Of the young people under 19 benefitting from free entrance, in 2019 557.925 (42 %) were Austrian. There is a significant disparity between federal states, with Vienna accounting for 66% of participants (70% in 2018) due to the concentration of federal museums in the capital city. All nine federal provinces run provincial museums (brought together under the Museumsbund Österreich), which at the least forsee reduced tariffs for children and youth, and enable young people to encounter culture throughout Austria regardless of their geographical origin.
The detrimental impacts of the COVID-19 crisis, in the course of which museums remained closed during certain lockdowns, remaind to be seen in the upcoming Federal Arts and Culture report for 2020.
Young visitor numbers by federal museum
change in %
In 1992, Austria ratified the Convention Concerning the Protection of the World Cultural and Natural Heritage. With the ratification of the UNESCO Convention for the Safeguarding of the Intangible Cultural Heritage in 2009, Austria committed to the creation of an inventory of its intangible cultural heritage as well as its continuous updating.
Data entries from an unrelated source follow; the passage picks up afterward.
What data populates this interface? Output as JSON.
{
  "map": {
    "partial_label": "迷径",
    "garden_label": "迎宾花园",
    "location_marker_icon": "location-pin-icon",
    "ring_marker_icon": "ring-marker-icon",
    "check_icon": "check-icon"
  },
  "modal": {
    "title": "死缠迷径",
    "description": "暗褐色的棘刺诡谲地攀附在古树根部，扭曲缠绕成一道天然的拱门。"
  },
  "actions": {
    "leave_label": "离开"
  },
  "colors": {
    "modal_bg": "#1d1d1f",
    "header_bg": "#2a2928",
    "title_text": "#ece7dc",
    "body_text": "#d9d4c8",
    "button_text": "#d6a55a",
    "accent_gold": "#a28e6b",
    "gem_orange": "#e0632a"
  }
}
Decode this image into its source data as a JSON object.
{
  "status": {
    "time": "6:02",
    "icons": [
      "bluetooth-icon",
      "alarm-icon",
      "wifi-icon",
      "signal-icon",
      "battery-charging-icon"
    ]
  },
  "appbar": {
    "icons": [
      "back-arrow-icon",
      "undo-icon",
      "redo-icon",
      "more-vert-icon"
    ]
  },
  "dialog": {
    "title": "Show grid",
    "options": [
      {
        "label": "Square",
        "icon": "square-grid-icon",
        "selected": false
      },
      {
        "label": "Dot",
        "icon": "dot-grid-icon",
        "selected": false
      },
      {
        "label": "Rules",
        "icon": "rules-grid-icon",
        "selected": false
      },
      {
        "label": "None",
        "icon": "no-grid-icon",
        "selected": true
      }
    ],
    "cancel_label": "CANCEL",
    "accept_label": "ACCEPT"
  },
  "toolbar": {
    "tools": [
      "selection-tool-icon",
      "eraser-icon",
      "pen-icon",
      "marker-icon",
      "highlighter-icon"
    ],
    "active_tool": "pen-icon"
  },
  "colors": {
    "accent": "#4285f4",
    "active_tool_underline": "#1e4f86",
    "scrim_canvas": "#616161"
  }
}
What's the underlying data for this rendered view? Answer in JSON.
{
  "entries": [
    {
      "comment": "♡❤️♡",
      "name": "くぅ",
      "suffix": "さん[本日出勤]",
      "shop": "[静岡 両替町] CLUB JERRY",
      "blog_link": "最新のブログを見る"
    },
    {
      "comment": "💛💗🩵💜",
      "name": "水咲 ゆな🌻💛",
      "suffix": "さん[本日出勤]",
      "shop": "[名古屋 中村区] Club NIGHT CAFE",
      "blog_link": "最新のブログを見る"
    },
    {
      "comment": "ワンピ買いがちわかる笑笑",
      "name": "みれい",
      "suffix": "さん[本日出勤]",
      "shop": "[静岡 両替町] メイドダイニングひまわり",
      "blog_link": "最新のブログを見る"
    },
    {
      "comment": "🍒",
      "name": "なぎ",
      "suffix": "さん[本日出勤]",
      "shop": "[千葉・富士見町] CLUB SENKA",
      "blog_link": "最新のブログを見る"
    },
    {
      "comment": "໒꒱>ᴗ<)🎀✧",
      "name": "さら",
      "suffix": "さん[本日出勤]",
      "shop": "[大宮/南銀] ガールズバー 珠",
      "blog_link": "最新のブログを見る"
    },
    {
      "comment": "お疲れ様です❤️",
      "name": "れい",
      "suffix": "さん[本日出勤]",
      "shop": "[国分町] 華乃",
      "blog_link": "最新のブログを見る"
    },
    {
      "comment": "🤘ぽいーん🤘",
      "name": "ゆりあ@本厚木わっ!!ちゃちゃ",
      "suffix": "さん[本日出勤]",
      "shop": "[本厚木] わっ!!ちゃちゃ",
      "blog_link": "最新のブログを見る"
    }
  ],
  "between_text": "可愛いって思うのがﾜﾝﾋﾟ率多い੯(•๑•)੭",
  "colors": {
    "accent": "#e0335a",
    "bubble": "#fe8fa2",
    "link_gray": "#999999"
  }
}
For Austria, the Convention for the Safeguarding of the Intangible Cultural Heritage has brought about some relevant impulses, as the 2015 report on its implementation shows. Its policy aspects include the promoting of cultural diversity and inclusivity (e.g. increased recognition for linguistic minorities), sustainable tourism that increases the visibility of communities' intangible cultural heritage and the use and preservation of traditional knowledge regarding natural resources and hazards (e.g. in terms of sustainable resource management such as traditional seed cultivation). Committees and working groups have been established to initiate awareness-raising projects.
In the field of cultural education, all federal museums have an art education department and thus a large variety of services for schools and young people.